People using these substances are ADDICTS not criminals.

Continuing to lock them in prison does not fix the problem. It is both costly AND totally ineffective as a means to combat consumption of these drugs.

If we were to legalize these now prohibited substances and make it available with a doctor's prescription (with an eye to getting them off) it would go a long way to reorienting our society's paradigm toward the addiction as a disease model and away from addict as weak, immoral, criminal.

Keeping these substances illegal does three things:
1) It creates the previously mentioned black market which drives international crime.

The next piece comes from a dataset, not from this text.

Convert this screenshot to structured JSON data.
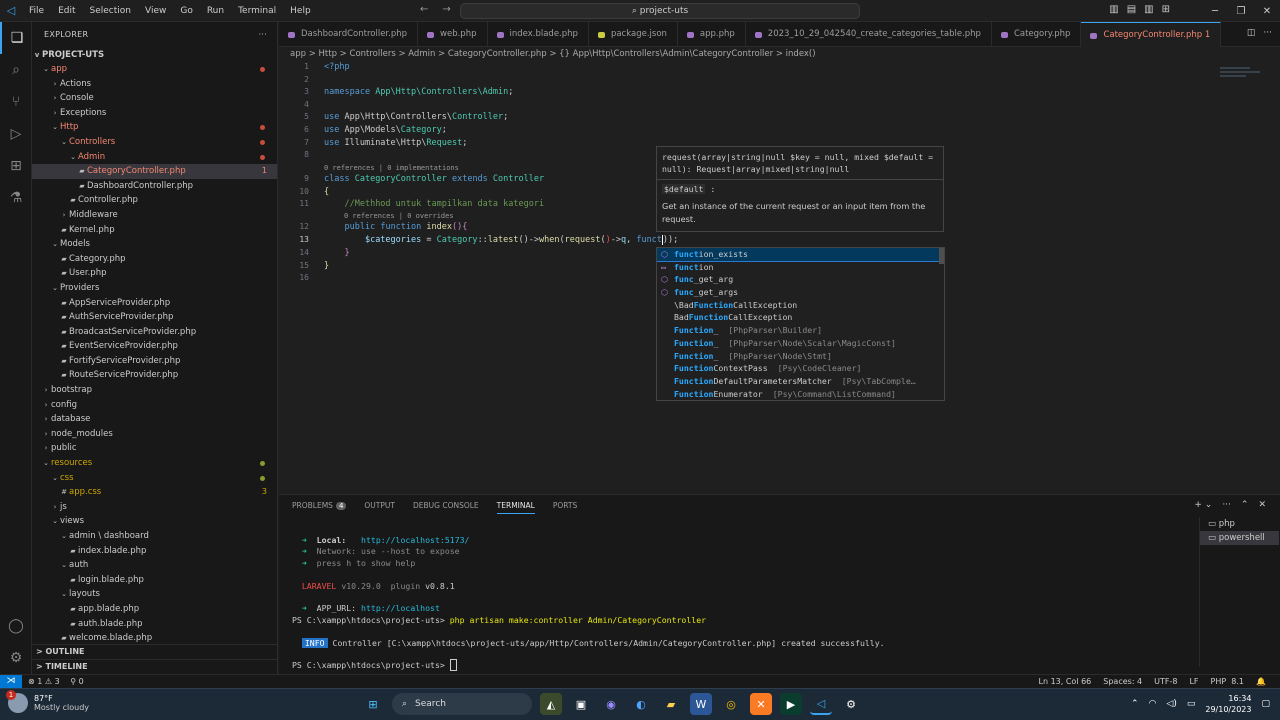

2) It drives the cost of the drug up for people with addictive disease. That drives street level crime (violent and property). Addicts will steal, murder etc, to get what their body demands. They are not in control of these behaviors.

and

3)It forces addicts to seek drugs on the street of questionable source and quality contributing to overdose deaths.

Continued prohibition has proven totally ineffective at curbing the consumption of these substances, it has merely changes the economics of the situation. Prohibition makes a regulate-able and taxable social problem into an out of control bonanza for the "evil doers". It threatens at the individual level (drug crime) and the macro level(terrorism, international drug smuggling).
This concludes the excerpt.